KNOXVILLE, Tenn. — Millionaire entrepreneur and philanthropist Jim Clayton, his brother and business partner Joe Clayton, a Clayton grandson and a family friend were aboard the helicopter that crashed Monday night into Fort Loudoun Lake.
Authorities say Jim Clayton, who also was a pilot, grandson Flynt Griffin along with developer and arts supporter Jay McBride were able to swim to help after the Eurocopter EC-130 chopper went down about 7:40 p.m. Monday night.
Clayton's brother and longtime business partner Joe Clayton died in the crash. The survivors didn't require medical attention.
Authorities haven't said who was flying the helicopter, registered to CFA Holdings Inc. at a Knoxville address that has ties to Clayton interests. Clayton had a helipad along the lake near his hillside Lake View Drive home that he used for easy access.
“I am devastated and completely heartbroken by the loss of my wonderful brother, Joe,” Jim Clayton said in a statement released Tuesday. “Joe and I were as close as two brothers can be, and, as only siblings, we have supported each other since growing up together on a farm in West Tennessee and as business partners for decades. My thoughts and concerns are totally for Joe’s family right now.”
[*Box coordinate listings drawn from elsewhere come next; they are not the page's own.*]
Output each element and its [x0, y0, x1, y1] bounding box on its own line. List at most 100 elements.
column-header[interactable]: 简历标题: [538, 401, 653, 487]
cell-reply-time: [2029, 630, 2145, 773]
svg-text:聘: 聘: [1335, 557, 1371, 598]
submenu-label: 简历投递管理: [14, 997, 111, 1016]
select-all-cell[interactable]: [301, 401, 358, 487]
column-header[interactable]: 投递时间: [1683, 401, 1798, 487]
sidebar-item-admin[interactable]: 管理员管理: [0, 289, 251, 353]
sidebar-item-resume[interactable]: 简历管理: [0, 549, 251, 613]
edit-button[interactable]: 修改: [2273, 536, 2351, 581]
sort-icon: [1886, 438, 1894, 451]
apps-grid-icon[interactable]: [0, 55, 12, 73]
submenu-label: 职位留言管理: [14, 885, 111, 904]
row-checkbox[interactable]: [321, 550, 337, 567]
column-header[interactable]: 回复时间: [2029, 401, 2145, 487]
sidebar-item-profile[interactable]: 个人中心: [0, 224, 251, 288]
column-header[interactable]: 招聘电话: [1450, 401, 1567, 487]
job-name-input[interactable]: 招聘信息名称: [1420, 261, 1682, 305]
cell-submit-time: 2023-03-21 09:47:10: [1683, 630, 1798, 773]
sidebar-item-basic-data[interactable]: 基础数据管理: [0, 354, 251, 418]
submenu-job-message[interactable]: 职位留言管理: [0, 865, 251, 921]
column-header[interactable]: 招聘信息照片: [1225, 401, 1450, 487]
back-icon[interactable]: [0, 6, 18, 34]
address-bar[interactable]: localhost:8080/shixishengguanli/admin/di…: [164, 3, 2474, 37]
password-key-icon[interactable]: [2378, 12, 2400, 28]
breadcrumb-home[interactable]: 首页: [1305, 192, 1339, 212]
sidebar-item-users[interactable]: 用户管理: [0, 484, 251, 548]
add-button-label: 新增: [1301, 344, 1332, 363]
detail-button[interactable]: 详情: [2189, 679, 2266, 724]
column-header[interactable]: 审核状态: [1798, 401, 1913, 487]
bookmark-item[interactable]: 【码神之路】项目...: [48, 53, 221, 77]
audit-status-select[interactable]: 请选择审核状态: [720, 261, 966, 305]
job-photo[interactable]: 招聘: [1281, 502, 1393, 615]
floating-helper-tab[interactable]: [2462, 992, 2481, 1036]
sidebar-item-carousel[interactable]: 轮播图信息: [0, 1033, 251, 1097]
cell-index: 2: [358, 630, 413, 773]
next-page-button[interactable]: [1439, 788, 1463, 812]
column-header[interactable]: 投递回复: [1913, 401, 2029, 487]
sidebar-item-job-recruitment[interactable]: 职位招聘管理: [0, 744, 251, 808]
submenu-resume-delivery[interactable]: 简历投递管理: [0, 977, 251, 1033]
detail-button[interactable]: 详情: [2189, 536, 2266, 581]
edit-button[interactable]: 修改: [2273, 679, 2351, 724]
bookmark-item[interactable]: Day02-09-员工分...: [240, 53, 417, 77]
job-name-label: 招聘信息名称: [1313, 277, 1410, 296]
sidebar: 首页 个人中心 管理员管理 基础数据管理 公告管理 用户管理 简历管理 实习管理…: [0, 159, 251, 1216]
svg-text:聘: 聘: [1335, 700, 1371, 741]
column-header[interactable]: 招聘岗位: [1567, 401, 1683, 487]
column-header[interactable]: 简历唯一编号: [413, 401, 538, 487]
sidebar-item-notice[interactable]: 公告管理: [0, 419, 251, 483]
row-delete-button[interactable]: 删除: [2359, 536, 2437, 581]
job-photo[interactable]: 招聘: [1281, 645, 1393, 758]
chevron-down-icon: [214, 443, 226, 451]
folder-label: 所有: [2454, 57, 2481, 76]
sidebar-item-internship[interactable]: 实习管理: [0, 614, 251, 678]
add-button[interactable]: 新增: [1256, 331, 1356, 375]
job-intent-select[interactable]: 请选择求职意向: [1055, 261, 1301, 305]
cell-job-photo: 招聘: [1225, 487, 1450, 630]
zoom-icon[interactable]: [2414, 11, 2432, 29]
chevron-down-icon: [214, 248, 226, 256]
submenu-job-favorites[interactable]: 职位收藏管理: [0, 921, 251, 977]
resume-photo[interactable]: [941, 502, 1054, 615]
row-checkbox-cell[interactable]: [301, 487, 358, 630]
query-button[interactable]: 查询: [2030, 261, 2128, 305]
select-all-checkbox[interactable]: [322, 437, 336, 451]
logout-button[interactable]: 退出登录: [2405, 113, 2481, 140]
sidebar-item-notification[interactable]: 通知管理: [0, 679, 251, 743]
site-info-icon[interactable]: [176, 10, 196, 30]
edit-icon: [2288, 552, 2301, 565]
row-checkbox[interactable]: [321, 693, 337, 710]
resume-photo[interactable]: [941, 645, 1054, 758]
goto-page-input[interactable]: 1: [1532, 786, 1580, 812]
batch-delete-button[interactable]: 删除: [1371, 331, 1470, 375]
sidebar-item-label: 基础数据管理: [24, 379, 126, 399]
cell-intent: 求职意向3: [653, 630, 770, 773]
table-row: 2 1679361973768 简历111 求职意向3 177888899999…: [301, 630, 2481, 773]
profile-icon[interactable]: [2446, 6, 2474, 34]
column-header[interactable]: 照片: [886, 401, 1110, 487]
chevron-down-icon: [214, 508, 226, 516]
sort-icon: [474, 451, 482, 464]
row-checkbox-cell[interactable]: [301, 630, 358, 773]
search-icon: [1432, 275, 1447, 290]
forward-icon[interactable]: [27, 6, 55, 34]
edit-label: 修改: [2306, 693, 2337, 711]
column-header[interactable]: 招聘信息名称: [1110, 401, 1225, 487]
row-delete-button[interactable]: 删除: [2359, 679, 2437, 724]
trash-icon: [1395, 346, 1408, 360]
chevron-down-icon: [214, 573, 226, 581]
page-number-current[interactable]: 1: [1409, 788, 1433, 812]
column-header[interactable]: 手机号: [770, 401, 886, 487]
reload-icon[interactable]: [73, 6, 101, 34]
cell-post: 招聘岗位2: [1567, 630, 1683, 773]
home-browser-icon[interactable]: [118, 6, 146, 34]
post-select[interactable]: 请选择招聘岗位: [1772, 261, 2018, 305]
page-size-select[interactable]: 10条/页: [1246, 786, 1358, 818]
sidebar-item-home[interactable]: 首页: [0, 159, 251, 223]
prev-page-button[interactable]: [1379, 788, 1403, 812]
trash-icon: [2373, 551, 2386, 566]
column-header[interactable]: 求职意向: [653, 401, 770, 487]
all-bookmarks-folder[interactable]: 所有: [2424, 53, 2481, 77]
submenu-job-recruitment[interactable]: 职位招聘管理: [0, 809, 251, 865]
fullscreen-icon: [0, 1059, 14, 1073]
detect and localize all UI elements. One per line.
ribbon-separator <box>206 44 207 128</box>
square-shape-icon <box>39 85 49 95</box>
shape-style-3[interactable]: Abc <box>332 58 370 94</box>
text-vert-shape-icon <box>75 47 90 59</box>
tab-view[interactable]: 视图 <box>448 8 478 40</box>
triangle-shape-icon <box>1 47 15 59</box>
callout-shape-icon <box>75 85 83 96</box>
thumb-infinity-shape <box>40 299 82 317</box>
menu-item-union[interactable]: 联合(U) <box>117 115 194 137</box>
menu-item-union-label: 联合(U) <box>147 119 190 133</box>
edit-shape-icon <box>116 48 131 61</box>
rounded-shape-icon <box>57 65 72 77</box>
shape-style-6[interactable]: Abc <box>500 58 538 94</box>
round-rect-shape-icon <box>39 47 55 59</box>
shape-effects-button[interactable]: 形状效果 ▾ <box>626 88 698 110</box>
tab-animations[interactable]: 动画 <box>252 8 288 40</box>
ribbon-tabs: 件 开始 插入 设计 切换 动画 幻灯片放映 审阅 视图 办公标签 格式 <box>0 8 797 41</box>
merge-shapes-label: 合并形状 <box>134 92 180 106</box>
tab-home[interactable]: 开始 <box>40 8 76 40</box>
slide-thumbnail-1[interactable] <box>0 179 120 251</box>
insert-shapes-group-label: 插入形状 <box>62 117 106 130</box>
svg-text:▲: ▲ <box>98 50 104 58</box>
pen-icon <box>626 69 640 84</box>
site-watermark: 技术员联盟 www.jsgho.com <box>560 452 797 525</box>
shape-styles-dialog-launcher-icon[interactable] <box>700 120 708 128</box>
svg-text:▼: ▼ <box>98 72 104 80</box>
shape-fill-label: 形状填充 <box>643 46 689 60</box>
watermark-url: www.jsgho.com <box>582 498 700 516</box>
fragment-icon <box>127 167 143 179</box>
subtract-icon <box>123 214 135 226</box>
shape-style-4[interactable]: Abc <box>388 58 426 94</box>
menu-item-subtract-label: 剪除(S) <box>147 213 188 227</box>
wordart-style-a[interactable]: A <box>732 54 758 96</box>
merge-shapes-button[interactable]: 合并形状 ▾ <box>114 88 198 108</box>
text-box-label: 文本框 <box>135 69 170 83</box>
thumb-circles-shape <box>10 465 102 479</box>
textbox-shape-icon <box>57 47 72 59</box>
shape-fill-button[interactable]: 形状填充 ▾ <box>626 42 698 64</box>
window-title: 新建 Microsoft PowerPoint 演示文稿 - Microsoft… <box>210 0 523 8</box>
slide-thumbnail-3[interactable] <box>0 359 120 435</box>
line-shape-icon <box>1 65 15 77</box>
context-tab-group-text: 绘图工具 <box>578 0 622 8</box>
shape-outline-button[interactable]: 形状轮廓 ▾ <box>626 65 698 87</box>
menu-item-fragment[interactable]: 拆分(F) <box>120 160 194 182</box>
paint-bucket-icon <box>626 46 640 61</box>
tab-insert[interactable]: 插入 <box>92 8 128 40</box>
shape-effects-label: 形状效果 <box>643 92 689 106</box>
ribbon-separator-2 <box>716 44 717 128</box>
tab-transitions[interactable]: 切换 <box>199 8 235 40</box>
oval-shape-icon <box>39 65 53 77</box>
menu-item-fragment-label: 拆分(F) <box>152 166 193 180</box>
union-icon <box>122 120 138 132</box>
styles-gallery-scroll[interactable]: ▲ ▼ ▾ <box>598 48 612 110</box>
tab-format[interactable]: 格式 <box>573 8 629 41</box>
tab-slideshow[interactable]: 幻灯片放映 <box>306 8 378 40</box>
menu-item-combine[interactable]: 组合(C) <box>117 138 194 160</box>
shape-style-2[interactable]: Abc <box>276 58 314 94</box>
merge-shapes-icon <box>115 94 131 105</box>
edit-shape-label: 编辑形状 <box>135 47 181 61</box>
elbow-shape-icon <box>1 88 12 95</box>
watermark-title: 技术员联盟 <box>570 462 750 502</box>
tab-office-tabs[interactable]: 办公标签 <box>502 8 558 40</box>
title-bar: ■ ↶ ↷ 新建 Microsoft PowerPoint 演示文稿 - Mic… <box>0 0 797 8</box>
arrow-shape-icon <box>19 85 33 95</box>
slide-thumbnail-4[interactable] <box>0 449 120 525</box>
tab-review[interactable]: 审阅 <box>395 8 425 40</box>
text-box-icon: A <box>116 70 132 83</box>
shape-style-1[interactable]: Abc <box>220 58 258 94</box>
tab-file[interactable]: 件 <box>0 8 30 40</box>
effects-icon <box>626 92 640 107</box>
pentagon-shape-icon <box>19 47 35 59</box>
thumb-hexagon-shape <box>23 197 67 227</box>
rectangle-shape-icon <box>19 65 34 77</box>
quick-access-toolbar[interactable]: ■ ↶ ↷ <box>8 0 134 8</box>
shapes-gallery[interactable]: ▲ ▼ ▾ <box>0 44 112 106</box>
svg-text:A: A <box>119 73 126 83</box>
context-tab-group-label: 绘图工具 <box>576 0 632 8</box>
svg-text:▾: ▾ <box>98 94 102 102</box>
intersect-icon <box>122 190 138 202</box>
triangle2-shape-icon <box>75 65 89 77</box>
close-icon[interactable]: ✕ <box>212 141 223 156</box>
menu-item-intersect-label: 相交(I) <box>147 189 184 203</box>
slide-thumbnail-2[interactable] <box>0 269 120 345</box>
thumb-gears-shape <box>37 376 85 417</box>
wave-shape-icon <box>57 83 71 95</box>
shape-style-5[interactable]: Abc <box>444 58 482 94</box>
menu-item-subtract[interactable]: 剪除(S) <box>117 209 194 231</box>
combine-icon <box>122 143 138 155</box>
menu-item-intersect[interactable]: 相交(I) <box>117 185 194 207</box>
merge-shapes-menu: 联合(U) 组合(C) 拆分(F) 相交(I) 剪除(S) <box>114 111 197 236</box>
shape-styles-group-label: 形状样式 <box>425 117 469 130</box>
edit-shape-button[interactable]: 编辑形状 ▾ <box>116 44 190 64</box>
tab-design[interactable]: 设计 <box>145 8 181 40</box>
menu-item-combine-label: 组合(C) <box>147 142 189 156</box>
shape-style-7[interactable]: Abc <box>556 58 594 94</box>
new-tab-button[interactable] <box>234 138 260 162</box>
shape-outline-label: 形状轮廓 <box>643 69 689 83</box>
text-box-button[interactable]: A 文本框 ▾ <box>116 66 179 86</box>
Clayton, 86, has been a supporter of the arts in East Tennessee for decades. He and his family foundation also are planning a $100 million science museum that will be built east of downtown Knoxville on the site of the current headquarters of the Knoxville Police Department.
'WE WERE ALWAYS VERY CLOSE'
Jim and Joe Clayton, younger by 21 months, grew up the sons of sharecroppers in McNairy County, Tenn. It was a hardscrabble life that served as a great motivator for the boys to do better, as Jim Clayton would write later in his book, "First A Dream".
Jim Clayton came to Knoxville in the 1950s to get an engineering degree from the University of Tennessee. He urged his younger brother to join him and go to business school, Joe Clayton would later recall in a 2012 interview with Hallerin Hill on "Anything Is Possible".
"We were always very close," Joe Clayton said.
Big brother was the more outgoing of the two, Joe Clayton said.
After Jim got into the car sales business in Knoxville, Joe joined him. Their lots were a familiar site to locals on Clinton Highway. Joe Clayton enjoyed the car business so much he didn't finish school.
“I liked selling cars, really enjoyed it. Still do,” Joe Clayton told Hill.
An amateur musician as well as an entrepreneur, Jim Clayton advertised the car lots on Knoxville area television while strumming a guitar.
Joe Clayton eventually took over the car dealership business. It gained a folksy, family-friendly reputation.
"We take pride in going the extra mile for our customers. Since we know that shopping for a used car can be frustrating, we try to make it as easy as possible. Give us a try and find out," a statement attributed to Joe Clayton reads on the Clayton Used Cars website.
From cars, the brothers expanded in the mid 1960s into mobile homes, what today is referred to as manufactured housing.
By the early 1980s, the brothers split their interests, with Joe focusing on cars and Jim focusing on Clayton Homes.
“I wouldn’t be where I am today without his (Jim’s) assistance. Hope he feels the same way," Joe Clayton said.
PILOT, BANKER, PHILANTHROPIST
Manufactured housing made millions for Jim Clayton and his family. He later went into banking.
Clayton Homes is run today by his son, Kevin Clayton. In the early 2000s, billionaire investor Warren Buffett folded the company into his family of holdings under the Berkshire Hathaway name. Its headquarters are in Maryville.
Through the decades, Jim Clayton has given generously to support the arts. He was a major benefactor in construction of the Knoxville Music of Art on World's Fair Park.
He's a supporter of the Knoxville Symphony.
He's also a longtime pilot, having flown fixed wing aircraft for many decades as well as helicopters.
One of Jim Clayton's latest projects is a Clayton Family science museum, which has a planned budget of $100 million as well as a $50 million endowment.
Clayton told WBIR in 2018 he'd traveled the globe looking at established museums to get inspiration for his project. He envisioned it as a place that families from across the region could attend. He wants the University of Tennessee and Oak Ridge National Laboratory to play a part, lending their expertise.
Flynt Griffin, 40, is involved in family interests, including the Clayton Family Foundation, for which he's listed as a director, records show. He has a Knoxville home, records show.
Jay McBride, 65, has been a developer and is an active arts supporter in Knoxville.
He's served on the board of the art museum and is vice president for development on the Knoxville Symphony's board of directors. He's married to artist Marga McBride and they live in West Knoxville.